Once I had stumbled onto the shore, my feet numb from cold, he put an arm around my shoulders and underneath my knees, lifting me like the bemused little bride that I was. I clung to his soaked clothing, yearning for his heat even as I stressed about his own chill.
"I can walk," I said.
"Humor me," he breathed. "I just want to hold you...just for a bit...please..."

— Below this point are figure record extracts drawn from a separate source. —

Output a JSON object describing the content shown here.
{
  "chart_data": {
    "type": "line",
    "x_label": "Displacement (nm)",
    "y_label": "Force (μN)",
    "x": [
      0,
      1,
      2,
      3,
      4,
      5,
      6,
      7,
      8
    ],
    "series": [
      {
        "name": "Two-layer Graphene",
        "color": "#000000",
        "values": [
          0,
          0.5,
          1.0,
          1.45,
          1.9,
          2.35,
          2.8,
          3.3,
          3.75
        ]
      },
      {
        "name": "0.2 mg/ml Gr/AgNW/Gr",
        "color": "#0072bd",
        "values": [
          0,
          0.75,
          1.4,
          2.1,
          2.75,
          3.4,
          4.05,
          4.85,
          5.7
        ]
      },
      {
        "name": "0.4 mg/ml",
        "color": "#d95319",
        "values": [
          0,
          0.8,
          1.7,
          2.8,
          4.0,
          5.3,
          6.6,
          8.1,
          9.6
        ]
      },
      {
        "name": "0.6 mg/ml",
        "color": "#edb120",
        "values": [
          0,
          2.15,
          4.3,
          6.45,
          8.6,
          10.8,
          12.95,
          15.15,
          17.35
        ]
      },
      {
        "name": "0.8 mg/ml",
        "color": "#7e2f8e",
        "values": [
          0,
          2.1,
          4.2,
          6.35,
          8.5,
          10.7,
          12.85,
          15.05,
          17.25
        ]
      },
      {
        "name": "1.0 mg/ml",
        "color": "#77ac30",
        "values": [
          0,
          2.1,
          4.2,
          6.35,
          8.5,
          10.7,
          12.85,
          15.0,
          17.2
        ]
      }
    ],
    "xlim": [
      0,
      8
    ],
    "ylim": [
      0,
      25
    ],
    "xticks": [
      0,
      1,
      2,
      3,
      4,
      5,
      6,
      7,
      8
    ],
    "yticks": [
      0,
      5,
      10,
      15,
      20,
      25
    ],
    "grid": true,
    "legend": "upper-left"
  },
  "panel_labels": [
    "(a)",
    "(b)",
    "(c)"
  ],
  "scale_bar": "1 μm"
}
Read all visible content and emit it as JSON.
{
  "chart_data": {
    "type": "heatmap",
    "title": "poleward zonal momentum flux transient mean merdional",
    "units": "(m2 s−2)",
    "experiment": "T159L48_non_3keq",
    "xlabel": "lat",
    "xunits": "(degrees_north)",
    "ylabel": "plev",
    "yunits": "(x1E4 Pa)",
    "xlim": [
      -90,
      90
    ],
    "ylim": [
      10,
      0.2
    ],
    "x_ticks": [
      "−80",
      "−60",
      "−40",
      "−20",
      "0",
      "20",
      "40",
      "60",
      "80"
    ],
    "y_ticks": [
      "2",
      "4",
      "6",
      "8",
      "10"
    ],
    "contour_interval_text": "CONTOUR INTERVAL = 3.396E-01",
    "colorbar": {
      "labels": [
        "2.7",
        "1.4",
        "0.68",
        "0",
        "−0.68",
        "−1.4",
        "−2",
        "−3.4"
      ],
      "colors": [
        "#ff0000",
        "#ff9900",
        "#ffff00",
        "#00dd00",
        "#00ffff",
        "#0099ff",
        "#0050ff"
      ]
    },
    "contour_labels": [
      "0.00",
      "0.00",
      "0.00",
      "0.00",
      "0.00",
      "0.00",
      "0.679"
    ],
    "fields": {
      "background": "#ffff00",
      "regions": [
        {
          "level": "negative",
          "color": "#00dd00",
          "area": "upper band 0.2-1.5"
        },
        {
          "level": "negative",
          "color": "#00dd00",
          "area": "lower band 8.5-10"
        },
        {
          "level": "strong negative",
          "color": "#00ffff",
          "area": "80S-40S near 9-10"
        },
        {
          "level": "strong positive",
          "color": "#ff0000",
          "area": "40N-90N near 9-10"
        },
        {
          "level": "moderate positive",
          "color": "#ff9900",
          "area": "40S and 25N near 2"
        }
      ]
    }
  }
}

I clung to his neck, letting my chin rest on my wrist. I forced myself not to look at the flaming wreckage we were leaving, but rather the river and the tunnel beneath the freeway that it ran into. I hadn't noticed it until now. So the river ran beneath the road. The tunnel itself looked big enough for someone to walk through, if they bent over.
Even as I thought that, I made out a hunched shadow next to the opening, half hidden by brown autumn grass and bushes.
I couldn't move. I couldn't speak. The only thing that kept my mind working was the cool numbness that had broken over me. This wasn't happening.
"It's here," I whispered.
I knew he heard, but he just kept on going. He headed towards a more gentle slop upwards that ran alongside the road, rather than trying to scale the steep incline straight to it.
I watched the dark, hunched figure, and I sensed it watched me back, until a large tree blocked my view.
"I think you saved my life," said Naru, starting to sound a bit out of breath, which was phenomenal considering all that happened. When I didn't say anything, just kept starting at the spot where the trees blocked off the figure, he said, "There's no way you could have pulled me to you in all that. The centrifugal force, my weight...and I recognize the feeling. The energy, it...but that's insane. It happened to quick, I must be mistaken. Though...you've never had any inkling that you might have PK, have you?"
That made me smile. "That's funny."
"I thought so. Maybe it was just me. Some probably leaked out of me in the chaos."
My grip tightened painfully. "Are you okay?"
"I feel fine. Besides freezing and a bit bruised, fine. You?"
"It's mostly my throat."
"Yeah, you sound horrendous. Mai..." His voice suddenly broke. His next words came out more of a gasp or a sob. "Mai, I love you." He stopped, his arms about me trembling. "Mai. Mai."
I hugged his head to me, letting his shaking roll over into me. He repeated my name like a child's sobbing mantra of 'Mommy.'
All the while, I kept watch for the shadow, numb and raw like a raw wound to open air. The smoke of the ambulance poured up from the trees, lit by escaped tongues of flame.